Au moment d’écrire ce texte, c’est le lancement officiel à Bombay, en Inde, de la Tata Nano à 2500 $. Ce sera la voiture neuve la moins chère du monde et elle devrait trouver une vaste clientèle, autant en Inde qu’ailleurs dans le monde où elle sera distribuée par la suite. Voiture extrêmement basique, la Nano vise à remplacer le scooter et la motocyclette comme véhicule de base des Indiens. Au début, la production annuelle sera de 30 000 à 50 000 exemplaires parce que la mise en production est plus difficile que prévu. Mais selon les prévisions des dirigeants, il devrait se vendre entre 500 000 et 1 million de Nano par an en Inde.

Cette nouvelle catégorie de voitures, mieux connue sous le vocable de « low-cost », est en pleine expansion surtout depuis le lancement de la petite voiture roumaine, la Dacia Logan, en 2004. Selon des études récentes, un tiers des clients européens désirent ce genre de voiture, et on pense que cette catégorie représente un volume de 10 millions de voitures d’ici 2015. Curieusement, cet engouement actuel pour la voiture basique n’est pas nouveau, bien au contraire : la Ford T en Amérique du Nord, la VW Coccinelle en Allemagne, la Citroën 2CV en France, la Mini en Angleterre et la Fiat 500 en Italie ont toutes débuté leur carrière comme des « low-cost » dans leur pays respectif, avant de conquérir le monde par la suite. Elles ont toutes connu de très longues carrières, et jouissent encore aujourd’hui d’une aura bien particulière auprès d’un large public, surtout sur le plan sentimental : c’est normal, un grand nombre de gens ont entrepris leur carrière d’automobiliste au volant de ces voitures.

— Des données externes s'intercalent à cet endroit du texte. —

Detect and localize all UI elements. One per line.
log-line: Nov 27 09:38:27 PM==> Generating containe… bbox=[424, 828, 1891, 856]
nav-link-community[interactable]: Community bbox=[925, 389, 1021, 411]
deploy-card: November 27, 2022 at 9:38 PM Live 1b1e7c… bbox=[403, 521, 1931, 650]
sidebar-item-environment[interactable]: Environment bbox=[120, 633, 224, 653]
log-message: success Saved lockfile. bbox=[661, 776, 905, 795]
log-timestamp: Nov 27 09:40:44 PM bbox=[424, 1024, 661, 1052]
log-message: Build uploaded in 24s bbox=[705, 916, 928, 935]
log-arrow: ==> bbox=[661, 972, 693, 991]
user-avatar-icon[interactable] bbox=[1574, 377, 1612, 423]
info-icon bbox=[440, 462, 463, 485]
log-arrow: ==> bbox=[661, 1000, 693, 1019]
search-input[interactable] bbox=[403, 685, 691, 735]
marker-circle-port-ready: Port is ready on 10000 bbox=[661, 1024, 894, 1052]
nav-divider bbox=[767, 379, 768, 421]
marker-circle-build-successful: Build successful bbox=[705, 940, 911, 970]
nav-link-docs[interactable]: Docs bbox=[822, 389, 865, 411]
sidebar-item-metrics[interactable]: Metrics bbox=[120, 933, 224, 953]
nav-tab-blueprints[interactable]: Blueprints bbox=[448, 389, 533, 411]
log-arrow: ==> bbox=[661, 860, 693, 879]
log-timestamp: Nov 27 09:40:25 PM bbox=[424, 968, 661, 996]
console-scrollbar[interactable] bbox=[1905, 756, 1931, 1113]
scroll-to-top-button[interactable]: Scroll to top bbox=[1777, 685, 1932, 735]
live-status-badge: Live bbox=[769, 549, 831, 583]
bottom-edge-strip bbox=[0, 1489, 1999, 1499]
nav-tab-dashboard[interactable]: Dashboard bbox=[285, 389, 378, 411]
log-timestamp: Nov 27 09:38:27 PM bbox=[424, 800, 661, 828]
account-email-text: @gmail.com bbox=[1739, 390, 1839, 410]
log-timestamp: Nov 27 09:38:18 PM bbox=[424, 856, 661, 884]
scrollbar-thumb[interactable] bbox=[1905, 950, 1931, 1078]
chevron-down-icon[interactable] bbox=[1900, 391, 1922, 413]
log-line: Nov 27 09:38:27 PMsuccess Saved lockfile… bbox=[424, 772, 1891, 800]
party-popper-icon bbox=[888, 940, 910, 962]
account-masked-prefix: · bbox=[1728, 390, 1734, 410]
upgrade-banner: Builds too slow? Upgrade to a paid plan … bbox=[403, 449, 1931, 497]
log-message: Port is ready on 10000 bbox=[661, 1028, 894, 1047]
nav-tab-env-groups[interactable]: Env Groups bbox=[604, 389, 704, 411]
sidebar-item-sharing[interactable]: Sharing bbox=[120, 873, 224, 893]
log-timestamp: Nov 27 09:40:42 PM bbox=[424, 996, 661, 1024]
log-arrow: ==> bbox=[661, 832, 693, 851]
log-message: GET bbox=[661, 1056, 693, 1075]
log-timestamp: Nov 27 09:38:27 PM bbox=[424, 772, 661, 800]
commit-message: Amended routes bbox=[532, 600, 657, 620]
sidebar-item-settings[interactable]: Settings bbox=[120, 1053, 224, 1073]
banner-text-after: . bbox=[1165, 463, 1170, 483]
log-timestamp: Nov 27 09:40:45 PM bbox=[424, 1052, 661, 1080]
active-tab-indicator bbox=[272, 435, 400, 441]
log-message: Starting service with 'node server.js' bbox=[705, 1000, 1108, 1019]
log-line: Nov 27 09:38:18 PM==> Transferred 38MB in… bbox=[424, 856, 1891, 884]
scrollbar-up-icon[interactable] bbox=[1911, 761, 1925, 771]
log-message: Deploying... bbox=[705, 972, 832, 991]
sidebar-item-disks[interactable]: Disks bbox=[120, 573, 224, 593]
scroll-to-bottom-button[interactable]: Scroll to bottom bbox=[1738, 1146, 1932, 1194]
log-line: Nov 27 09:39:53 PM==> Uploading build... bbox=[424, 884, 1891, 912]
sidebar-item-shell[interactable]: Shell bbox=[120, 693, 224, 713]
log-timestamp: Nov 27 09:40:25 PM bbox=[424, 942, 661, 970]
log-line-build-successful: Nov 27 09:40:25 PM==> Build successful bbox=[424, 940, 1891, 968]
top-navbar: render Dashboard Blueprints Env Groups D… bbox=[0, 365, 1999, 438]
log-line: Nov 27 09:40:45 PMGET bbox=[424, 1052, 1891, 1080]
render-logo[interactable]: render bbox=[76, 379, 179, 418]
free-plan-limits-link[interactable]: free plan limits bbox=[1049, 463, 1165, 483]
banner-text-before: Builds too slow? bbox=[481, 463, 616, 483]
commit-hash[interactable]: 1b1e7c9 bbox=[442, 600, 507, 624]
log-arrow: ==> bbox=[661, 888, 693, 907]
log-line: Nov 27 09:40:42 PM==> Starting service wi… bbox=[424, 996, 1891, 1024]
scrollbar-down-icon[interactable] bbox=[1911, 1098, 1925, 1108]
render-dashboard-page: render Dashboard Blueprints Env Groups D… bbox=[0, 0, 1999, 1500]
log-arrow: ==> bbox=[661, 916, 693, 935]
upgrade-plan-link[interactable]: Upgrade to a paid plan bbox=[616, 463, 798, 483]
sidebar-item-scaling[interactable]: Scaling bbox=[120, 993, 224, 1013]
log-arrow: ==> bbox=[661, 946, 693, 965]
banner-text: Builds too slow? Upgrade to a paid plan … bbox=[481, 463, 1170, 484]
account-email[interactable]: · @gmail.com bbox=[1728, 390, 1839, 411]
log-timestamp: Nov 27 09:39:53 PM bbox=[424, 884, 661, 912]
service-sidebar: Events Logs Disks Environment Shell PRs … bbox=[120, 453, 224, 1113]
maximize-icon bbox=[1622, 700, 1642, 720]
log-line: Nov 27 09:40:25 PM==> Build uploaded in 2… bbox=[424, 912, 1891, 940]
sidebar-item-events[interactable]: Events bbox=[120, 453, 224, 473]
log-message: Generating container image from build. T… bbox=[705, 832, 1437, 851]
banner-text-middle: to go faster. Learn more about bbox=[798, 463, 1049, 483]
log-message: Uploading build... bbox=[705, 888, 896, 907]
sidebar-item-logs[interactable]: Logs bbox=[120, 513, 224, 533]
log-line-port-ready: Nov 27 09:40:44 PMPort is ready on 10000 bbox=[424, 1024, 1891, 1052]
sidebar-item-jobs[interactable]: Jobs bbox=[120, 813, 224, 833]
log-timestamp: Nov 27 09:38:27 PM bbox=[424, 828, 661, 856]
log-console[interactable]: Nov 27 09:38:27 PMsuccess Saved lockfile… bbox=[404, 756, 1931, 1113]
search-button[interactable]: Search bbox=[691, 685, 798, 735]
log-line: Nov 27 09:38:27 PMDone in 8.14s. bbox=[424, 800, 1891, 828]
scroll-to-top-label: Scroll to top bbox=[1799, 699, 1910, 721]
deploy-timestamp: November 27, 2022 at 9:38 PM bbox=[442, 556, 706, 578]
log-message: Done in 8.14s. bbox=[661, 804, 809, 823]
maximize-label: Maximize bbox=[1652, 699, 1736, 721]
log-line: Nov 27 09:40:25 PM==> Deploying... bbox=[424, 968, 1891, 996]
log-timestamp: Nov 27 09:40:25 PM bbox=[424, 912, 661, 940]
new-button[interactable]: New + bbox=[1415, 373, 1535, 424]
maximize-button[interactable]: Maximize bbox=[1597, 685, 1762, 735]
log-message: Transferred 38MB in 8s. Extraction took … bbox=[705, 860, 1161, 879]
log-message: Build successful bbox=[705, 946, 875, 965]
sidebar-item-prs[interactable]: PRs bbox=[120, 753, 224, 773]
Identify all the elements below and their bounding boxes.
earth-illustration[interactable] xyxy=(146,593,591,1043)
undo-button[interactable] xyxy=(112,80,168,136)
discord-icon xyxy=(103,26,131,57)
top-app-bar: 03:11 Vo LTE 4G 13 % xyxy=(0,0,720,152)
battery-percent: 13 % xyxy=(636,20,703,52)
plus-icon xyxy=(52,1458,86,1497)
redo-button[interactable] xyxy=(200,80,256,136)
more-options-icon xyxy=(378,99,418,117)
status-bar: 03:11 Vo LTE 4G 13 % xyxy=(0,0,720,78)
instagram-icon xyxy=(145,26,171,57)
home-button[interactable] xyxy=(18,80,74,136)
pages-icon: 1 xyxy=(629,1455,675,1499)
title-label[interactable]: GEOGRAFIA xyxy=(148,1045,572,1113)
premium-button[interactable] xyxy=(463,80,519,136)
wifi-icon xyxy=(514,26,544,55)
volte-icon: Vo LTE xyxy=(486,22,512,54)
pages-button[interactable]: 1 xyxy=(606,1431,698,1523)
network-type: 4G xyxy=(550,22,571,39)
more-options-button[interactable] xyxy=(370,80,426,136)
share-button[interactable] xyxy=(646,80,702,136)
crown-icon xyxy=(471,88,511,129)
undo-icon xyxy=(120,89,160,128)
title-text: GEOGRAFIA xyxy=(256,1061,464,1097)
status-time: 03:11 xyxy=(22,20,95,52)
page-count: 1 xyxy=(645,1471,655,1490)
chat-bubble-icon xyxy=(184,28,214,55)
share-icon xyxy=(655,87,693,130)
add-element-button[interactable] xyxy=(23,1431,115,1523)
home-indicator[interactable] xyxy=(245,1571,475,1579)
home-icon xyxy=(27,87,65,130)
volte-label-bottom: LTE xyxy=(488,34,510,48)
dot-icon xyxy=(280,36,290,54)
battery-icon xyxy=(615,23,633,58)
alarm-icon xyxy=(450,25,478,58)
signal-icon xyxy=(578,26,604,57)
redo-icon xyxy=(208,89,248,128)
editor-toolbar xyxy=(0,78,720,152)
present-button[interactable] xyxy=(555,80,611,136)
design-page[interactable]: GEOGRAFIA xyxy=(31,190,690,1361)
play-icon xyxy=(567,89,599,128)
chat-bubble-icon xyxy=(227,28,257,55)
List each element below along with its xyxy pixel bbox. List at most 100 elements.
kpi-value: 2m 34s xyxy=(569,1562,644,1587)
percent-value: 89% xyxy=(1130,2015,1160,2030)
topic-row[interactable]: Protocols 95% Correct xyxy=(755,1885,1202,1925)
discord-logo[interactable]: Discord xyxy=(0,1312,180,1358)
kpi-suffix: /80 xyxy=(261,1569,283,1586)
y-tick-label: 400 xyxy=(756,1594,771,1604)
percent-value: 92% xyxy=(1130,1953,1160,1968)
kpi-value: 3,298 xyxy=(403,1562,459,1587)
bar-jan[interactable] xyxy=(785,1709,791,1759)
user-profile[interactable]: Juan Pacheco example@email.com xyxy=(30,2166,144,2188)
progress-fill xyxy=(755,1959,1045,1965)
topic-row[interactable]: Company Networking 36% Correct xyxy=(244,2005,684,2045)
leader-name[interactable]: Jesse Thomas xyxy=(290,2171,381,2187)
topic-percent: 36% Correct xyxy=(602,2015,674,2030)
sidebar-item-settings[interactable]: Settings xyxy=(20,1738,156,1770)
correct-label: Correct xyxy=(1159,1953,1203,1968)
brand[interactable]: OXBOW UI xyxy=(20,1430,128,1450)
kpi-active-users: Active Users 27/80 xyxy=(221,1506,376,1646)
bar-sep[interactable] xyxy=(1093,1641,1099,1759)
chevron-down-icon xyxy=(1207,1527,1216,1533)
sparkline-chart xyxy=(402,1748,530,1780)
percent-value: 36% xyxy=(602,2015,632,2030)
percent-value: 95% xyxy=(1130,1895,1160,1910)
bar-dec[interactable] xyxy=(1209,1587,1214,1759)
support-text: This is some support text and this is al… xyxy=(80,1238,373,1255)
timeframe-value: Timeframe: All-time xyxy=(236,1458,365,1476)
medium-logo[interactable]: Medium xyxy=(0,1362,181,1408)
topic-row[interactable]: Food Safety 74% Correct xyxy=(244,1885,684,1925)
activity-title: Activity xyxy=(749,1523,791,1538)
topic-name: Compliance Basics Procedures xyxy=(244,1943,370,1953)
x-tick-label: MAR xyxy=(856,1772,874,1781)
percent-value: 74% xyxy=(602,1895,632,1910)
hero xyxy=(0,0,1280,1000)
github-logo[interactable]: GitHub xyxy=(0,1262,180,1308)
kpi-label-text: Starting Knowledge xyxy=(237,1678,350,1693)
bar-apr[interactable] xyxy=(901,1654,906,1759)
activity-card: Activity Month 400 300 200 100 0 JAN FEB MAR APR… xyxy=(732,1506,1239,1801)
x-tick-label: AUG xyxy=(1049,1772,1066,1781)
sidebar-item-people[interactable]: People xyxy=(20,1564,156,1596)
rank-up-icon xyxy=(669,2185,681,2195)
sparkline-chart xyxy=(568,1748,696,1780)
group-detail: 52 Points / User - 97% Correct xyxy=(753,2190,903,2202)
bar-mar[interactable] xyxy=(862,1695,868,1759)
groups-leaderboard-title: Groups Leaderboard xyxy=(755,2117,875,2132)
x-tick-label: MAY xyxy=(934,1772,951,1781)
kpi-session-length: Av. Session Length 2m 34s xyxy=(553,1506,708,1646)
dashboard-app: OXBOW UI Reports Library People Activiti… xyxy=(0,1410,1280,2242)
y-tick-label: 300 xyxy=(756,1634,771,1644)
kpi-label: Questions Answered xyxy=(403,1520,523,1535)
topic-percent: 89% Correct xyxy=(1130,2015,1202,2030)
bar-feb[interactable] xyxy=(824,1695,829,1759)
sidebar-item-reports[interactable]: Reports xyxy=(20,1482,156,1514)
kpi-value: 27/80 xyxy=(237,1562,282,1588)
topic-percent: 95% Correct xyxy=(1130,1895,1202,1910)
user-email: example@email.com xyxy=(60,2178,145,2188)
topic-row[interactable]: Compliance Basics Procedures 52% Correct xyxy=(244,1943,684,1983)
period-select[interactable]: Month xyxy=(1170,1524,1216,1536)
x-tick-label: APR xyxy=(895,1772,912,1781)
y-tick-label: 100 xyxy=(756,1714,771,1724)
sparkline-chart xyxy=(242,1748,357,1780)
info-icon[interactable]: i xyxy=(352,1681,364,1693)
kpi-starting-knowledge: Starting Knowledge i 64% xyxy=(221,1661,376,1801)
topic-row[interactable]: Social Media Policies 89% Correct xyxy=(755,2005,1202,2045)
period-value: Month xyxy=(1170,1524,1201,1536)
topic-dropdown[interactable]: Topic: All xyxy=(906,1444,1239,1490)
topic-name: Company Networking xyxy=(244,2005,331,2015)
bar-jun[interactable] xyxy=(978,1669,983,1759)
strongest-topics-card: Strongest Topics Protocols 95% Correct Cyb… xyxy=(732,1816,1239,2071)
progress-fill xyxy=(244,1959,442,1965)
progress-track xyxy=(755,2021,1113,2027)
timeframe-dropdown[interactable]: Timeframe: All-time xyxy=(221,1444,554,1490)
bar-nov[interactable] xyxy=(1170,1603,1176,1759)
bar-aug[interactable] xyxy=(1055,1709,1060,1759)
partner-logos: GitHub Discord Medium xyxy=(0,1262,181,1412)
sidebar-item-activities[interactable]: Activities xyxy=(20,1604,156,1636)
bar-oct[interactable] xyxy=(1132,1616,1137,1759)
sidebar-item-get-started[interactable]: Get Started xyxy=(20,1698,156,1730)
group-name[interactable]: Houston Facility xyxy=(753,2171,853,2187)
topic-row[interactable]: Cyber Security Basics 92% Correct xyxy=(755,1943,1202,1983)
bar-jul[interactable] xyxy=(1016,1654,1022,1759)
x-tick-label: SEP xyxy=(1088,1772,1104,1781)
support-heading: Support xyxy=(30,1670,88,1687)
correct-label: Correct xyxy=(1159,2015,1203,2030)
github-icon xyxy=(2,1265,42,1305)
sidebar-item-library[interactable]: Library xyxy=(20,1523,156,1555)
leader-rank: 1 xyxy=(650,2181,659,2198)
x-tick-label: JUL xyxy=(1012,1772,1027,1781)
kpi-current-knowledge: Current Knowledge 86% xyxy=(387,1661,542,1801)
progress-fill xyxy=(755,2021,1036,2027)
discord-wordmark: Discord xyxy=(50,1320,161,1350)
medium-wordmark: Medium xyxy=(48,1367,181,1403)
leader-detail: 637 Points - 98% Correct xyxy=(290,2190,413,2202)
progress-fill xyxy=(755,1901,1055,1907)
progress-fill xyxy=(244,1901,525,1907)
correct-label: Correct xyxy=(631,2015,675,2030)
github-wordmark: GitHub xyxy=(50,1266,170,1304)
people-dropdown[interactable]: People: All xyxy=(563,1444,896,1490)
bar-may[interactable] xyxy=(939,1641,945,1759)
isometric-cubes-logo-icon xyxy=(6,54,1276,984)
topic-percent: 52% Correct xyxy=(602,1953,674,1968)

Mais comment fait-on pour produire une « low-cost » qui marche, et surtout qui est rentable ? Tout d’abord, toutes les voitures basiques qui ont connu du succès sont issues d’une feuille blanche, d’une nouvelle architecture : pas question de déshabiller une voiture existante pour la rendre moins chère, il faut que chaque composante ait été conçue en vue d’un faible prix de revient et serve parfaitement son but, sans plus. Les moteurs de la Coccinelle, de la 2CV et de la 500 sont tous refroidis par air, une façon d’éviter un coûteux radiateur et son circuit d’eau. Dans le cas de la Mini, la boîte de vitesse et le moteur partagent un même circuit de lubrification et un même carter. Toutes ces voitures n’ont que deux phares, souvent le toit est ouvrant et en toile (pour de la ventilation vraiment pas cher), la robustesse est leur première qualité et les options sont peu nombreuses. Dans certains cas, même la chaufferette faisait partie de ces options… Mais toutes peuvent transporter quatre personnes et une certaine quantité de bagages dans un niveau de confort à peine supérieur à celui de la motocyclette : à l’abri des intempéries, et c’est à peu près tout. Tout comme la Nano.

Aussi, sur le plan mécanique, les voitures basiques du passé ont toutes plus ou moins imposé une nouvelle technique : le moteur arrière pour la VW, la traction avant pour la Mini, le modèle unique pour la Ford T, la suspension à grands débattements pour la 2 CV. En plus, une fois leur popularité assurée, elles ont toutes connu des dérivés à vocation commerciale ou utilitaire, de même que des dérivés à vocation ludiques. Par exemple, la Mini a eu sa version allongée et une version de plage appelée Mini Moke, la VW a eu sa version camionnette de même qu’une décapotable et un véhicule bizarre tout carré du nom de Thing. Aussi, la 2CV a eu sa version camionnette et la Méhari tout en plastique, la 500 a eu la Jolly qui ressemblait à une voiturette de golf avec son toit à franges et ses sièges en rotin.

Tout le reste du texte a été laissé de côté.